The young Danish group Ave have no real history and from my US perspective they are shrouded in mysterious, exoticized cultural misconceptions about anti-Muslim cartoons, German unification, and Hamlet.
Without a reputation, the band humbly offers a new EP called Follow Your Saint. The record contains six tracks of richly textured, complex, almost difficult guitar pop often broken-up into barren stretches of slinking beats and Thom Yorke vocals.
Apparently Ave are not concerned about the unpopularity of religious blatant iconography in American independent music. Luckily for them, the record is good enough—strange enough—that the Christian rock tag would not stick. Don't expect Ave and Reliant K to announce a joint world tour anytime soon.
This band sounds like a slowly drowning classical ensemble, posthumously covered by a precious little indie-pop outfit, and then resurrected ninety years later by trip-hop band Portishead. The generally careful, even timid instrumentation is redeemed by aggressive syncopation and really stunning vocals.
I find Follow Your Saint to be more cathartic, more emotionally charged, and less tongue-and-cheek than Architecture in Helsinki or Belle and Sebastian.

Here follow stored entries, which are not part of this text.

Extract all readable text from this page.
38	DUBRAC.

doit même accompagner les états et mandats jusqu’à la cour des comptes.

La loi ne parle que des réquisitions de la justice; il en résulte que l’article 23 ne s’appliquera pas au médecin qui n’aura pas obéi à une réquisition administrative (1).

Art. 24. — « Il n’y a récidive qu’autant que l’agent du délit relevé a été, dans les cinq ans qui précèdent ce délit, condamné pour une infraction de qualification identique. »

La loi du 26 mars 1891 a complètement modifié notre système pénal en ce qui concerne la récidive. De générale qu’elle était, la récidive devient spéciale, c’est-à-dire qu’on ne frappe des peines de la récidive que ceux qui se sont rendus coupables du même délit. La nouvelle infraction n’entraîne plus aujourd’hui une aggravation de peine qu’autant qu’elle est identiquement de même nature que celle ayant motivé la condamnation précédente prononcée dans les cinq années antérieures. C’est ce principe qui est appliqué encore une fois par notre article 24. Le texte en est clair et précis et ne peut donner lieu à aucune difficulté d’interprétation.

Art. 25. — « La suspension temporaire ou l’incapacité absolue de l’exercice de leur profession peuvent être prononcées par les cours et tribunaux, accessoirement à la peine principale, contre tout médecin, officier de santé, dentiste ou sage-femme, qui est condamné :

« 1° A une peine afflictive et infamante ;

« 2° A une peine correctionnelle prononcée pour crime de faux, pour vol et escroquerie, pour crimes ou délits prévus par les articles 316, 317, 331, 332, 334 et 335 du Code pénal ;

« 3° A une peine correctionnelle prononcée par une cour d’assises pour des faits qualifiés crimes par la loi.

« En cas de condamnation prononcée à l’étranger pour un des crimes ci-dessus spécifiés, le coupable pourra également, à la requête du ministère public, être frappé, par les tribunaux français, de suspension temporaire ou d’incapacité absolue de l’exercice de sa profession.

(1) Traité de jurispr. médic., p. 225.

If Sigur Ros wrote an album in a Manhattan storm while going through the final stages of drug rehabilitation for opium, it might sound something like Ave.
With a proclivity for period garb from 1930s jazz clubs and an insistence that 2007 will bring them critical acclaim through American college radio, Ave cries out to be heard in a music business generally hostile to diversity, let alone anachronism.